If you’re going to rob a store and assault the people outside of it, make sure you aren’t doing it in front of someone who’s well-versed in jiu-jitsu. And definitely make sure you’re not doing it in front of two people who are good at jiu-jitsu.
That’s the mistake one man made in San Jose, Costa Rica last week when he reportedly decided to hold up a supermarket with a gun. Spanish-language BJJ outlet Pasando Guardia reports that after exiting the supermarket, the man tried to assault people standing outside, at one point threatening a woman with a knife. It was then that Herminio and Angel Mora (a 30-year-old brown belt and 27-year-old purple belt in BJJ, respectively) decided to act.
The brothers, who train at Mauro Sergio BJJ, told Pasando Guardia that one of them went for the rear naked choke while the other went for the hand that was holding the gun. They were able to wrestle the man to the ground and submit him. They said that the police took a long time to arrive at the scene and even told the brothers that they could put the handcuffs on the suspect, which the brothers saw as a “lack of preparation” on the police’s part.
Herminio told the Jiu-Jitsu Times that he believes the police force in Costa Rica isn’t properly trained to submit suspects in the street. “Here, the government doesn’t give [police officers] resources for self-defense or any other class. They put them on the streets and that’s it, without knowing anything… [Law enforcement officers] should learn martial arts, definitely.”
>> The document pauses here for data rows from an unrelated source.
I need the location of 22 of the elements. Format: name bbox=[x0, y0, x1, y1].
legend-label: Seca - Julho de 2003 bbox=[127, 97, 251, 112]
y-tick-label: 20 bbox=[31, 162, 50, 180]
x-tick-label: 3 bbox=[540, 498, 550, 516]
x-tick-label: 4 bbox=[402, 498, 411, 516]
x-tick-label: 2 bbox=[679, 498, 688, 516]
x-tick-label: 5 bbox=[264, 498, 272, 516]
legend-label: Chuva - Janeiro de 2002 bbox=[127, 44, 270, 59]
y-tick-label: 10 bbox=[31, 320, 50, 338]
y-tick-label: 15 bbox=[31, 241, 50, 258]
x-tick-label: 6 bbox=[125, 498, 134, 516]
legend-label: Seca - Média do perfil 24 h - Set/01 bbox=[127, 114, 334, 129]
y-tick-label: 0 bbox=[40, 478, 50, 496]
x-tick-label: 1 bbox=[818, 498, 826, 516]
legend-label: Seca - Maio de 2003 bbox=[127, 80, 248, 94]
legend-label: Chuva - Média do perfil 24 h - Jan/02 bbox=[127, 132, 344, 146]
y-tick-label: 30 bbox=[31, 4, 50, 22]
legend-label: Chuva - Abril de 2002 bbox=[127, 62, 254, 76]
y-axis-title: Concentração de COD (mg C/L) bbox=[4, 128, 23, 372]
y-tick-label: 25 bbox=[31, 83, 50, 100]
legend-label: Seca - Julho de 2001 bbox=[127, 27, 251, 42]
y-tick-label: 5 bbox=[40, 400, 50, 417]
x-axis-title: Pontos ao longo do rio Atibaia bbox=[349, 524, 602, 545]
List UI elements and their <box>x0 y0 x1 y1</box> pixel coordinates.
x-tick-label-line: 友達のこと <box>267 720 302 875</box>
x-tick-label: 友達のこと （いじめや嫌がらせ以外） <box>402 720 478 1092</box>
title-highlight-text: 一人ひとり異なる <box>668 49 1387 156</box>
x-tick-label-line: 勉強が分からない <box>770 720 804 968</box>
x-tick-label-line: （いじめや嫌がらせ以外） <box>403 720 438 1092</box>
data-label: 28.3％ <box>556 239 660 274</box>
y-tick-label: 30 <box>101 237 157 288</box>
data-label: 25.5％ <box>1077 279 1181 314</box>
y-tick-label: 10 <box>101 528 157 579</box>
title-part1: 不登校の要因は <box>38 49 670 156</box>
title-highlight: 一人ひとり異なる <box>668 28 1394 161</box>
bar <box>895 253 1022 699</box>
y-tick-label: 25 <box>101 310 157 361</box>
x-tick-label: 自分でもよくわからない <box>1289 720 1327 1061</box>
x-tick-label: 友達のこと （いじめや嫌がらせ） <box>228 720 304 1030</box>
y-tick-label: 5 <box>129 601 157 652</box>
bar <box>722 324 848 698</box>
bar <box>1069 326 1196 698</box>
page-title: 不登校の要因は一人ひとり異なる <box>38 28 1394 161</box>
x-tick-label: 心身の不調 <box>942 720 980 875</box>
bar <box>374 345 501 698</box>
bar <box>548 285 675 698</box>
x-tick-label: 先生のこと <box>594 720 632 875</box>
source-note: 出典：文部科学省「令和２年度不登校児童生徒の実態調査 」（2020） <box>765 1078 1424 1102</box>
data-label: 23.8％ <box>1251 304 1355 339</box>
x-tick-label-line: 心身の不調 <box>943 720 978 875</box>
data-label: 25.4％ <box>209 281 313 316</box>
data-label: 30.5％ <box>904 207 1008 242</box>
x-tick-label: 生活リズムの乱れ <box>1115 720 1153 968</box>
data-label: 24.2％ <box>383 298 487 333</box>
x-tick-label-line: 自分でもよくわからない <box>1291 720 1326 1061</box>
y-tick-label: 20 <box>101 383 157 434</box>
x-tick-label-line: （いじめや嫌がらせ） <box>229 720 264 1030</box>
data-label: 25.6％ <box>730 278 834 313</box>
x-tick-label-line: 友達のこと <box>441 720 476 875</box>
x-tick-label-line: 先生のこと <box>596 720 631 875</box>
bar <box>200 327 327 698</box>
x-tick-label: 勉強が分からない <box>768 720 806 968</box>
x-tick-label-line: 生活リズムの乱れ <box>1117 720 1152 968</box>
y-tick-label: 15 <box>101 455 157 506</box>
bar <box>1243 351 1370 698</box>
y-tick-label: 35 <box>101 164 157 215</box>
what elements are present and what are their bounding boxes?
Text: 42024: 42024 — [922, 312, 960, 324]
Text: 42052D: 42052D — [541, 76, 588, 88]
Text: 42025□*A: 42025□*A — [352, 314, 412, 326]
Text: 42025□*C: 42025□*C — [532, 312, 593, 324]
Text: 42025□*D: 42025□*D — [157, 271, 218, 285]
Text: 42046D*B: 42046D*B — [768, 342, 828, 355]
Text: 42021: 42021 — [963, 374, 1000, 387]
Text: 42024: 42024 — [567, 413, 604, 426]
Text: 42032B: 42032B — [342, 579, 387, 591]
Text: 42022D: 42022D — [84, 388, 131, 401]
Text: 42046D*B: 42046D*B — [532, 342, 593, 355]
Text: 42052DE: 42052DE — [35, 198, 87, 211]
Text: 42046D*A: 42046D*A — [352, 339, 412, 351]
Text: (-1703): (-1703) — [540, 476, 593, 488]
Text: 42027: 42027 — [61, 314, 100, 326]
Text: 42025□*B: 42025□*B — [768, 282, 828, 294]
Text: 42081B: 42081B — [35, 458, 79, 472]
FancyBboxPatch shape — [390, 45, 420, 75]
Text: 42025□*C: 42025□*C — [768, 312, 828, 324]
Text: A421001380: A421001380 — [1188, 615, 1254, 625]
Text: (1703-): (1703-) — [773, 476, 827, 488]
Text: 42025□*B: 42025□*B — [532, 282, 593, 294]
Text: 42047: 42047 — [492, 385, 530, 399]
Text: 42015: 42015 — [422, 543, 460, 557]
This was the first situation in which the Mora brothers had to use their martial arts knowledge outside of a training setting, but their time spent training (plus the fact that they were able to team up) served them well. Herminio says that he’s been training in martial arts for twenty years, starting off with judo (in which he is now a black belt) and eventually moving to jiu-jitsu. Angel, for his part, has four years of BJJ experience.
Although Costa Rica is a small country, the BJJ scene has been growing exponentially over the years. Particularly near the country’s capital of San Jose, multiple academies led by established black belts have helped the sport thrive.